Journal of Cellular Physiology
Volume 166, Issue 2, pages 305–310, February 1996
How to Cite
Wang, C. Q., Udupa, K. B. and Lipschitz, D. A. (1996), Evidence suggesting a stimulatory role for interleukin-10 in erythropoiesis in vitro. J. Cell. Physiol., 166: 305–310. doi: 10.1002/(SICI)1097-4652(199602)166:2<305::AID-JCP8>3.0.CO;2-T
- Issue published online: 6 DEC 1998
- Article first published online: 6 DEC 1998
- Manuscript Accepted: 28 JUL 1995
- Manuscript Received: 16 SEP 1994
- National Institute on Aging, NIH. Grant Number: RO1 AG 09458
- Arkansas EPSCOR
- Dept. of Veterans Affairs
Interleukin-10 (IL-10) has been shown to exert anti-inflammatory effects by suppressing macrophage proliferation and inhibiting cytokine production. In this study we show that in the presence of erythropoietin (EPO), the addition of IL-10 results in a significant dose-dependent increase in both Burst Forming Unit-Erythroid (BFU-E) and Colony Forming Unit-Erythroid (CFU-E) colony growth in both serum-containing and serum-free murine cultures in vitro.
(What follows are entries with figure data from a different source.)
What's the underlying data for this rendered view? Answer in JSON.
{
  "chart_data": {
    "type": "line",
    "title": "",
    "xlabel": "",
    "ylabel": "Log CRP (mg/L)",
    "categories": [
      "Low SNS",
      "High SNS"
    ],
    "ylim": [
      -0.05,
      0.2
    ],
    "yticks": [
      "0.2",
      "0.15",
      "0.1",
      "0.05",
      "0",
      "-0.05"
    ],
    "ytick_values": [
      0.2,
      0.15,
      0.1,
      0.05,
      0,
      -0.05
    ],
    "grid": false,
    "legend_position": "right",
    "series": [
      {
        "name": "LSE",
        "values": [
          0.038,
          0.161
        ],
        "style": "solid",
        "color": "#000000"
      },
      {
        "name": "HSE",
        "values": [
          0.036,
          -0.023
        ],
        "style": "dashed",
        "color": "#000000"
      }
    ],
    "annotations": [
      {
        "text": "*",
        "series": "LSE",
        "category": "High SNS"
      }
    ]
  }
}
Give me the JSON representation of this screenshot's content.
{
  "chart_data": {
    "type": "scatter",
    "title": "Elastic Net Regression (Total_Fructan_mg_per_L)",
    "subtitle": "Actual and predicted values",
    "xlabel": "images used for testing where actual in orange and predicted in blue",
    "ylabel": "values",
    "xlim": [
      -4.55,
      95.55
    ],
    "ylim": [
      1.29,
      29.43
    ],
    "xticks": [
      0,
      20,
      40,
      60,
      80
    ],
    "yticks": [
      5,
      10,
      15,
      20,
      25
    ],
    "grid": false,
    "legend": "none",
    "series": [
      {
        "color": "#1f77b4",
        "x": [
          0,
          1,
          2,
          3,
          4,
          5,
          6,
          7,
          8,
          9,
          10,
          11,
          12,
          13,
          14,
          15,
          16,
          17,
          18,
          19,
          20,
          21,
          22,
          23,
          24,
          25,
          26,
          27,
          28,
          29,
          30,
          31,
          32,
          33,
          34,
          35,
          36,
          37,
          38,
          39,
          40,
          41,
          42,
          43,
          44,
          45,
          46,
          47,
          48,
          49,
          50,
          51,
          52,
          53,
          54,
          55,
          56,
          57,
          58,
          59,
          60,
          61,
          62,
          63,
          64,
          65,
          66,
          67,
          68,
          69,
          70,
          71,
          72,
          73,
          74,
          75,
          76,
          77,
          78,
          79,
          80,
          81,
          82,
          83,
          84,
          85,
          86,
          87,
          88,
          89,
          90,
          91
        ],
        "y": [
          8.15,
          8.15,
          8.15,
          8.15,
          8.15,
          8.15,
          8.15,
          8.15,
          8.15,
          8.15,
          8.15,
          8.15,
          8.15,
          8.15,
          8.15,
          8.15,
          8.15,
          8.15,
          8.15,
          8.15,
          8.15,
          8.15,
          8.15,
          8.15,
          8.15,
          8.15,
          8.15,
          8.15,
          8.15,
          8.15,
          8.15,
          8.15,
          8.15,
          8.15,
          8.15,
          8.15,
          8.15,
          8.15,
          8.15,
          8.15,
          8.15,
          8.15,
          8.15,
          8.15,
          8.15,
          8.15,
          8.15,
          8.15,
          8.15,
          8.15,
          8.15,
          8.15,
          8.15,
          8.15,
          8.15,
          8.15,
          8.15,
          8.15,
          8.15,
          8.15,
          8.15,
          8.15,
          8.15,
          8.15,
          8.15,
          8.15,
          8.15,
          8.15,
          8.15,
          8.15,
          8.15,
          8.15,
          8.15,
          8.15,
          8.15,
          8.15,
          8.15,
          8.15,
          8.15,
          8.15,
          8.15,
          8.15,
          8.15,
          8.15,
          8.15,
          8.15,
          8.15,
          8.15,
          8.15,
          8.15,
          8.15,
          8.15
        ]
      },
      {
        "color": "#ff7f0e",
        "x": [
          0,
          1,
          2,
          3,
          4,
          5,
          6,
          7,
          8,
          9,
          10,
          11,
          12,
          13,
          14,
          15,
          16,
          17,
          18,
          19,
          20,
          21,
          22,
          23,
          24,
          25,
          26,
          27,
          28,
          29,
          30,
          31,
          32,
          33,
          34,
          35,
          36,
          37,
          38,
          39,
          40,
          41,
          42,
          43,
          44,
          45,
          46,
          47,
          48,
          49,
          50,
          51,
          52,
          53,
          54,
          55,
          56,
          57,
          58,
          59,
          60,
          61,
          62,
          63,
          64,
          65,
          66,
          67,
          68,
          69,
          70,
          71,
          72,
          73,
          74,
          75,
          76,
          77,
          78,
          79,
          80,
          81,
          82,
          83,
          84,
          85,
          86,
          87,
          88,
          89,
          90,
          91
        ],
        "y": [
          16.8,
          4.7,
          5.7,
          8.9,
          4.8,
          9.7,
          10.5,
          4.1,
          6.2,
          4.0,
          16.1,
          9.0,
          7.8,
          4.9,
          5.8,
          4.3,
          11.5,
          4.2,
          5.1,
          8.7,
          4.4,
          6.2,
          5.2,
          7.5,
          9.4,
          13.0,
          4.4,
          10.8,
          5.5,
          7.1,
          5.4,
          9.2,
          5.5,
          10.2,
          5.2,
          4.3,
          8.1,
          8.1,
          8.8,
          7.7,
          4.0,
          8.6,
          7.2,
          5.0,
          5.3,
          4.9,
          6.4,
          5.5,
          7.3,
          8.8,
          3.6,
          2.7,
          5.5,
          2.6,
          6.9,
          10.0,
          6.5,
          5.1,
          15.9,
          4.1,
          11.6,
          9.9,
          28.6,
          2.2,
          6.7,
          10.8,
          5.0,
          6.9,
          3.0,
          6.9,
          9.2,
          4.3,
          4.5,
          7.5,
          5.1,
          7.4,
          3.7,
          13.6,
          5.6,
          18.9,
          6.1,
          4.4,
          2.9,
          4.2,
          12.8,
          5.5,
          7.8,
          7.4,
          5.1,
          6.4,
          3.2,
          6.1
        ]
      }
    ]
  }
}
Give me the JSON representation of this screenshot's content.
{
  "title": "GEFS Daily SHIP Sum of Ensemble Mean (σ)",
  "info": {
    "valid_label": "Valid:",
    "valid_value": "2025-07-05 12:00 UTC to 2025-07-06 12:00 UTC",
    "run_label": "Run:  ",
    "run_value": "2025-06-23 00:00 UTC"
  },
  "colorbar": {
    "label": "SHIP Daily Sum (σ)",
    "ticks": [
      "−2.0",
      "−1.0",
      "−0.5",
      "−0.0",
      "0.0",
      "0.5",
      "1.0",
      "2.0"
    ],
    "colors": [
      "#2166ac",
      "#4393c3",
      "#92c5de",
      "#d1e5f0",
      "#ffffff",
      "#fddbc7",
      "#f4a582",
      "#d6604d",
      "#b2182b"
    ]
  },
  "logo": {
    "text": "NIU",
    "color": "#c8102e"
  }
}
IL-10 acts at the later stages of erythroid cell proliferation and differentiation as the increase in colony number was greater in CFU-E than in BFU-E, and was similar when IL-10 was added to BFU-E cultures at the time of culture initiation as when its addition to culture was delayed for 7 days. Furthermore, no increase in BFU-E colony number was noted when IL-10, added at the time of culture initiation, was neutralized by the addition to culture of a monoclonal anti-IL-10 antibody up to 7 days later. The increases in BFU-E by IL-10 addition were not the result of prolongation of BFU-E colony lifespan, which was not significantly different in IL-10 treated and control cultures, respectively. Rather IL-10 stimulated the proliferation of erythroid clusters that were now large enough to be recognized as colonies. IL-10-induced stimulation of erythropoiesis appeared to be independent of its inhibitory effects on macrophage function, as stimulation of erythroid colony growth was similar in macrophage-containing and depleted cultures. Studies to determine if the IL-10 effect was direct or indirect yielded equivocal results. A limiting dilution assay suggested a direct effect. However, a log/log dose response curve with IL-10 did not pass through the origin suggesting an indirect effect. These studies indicate that IL-10 acts synergistically with EPO to significantly increase stimulation of erythroid differentiation and proliferation in vitro and may be involved in the regulation of normal erythropoiesis in vivo. © 1996 Wiley-Liss, Inc.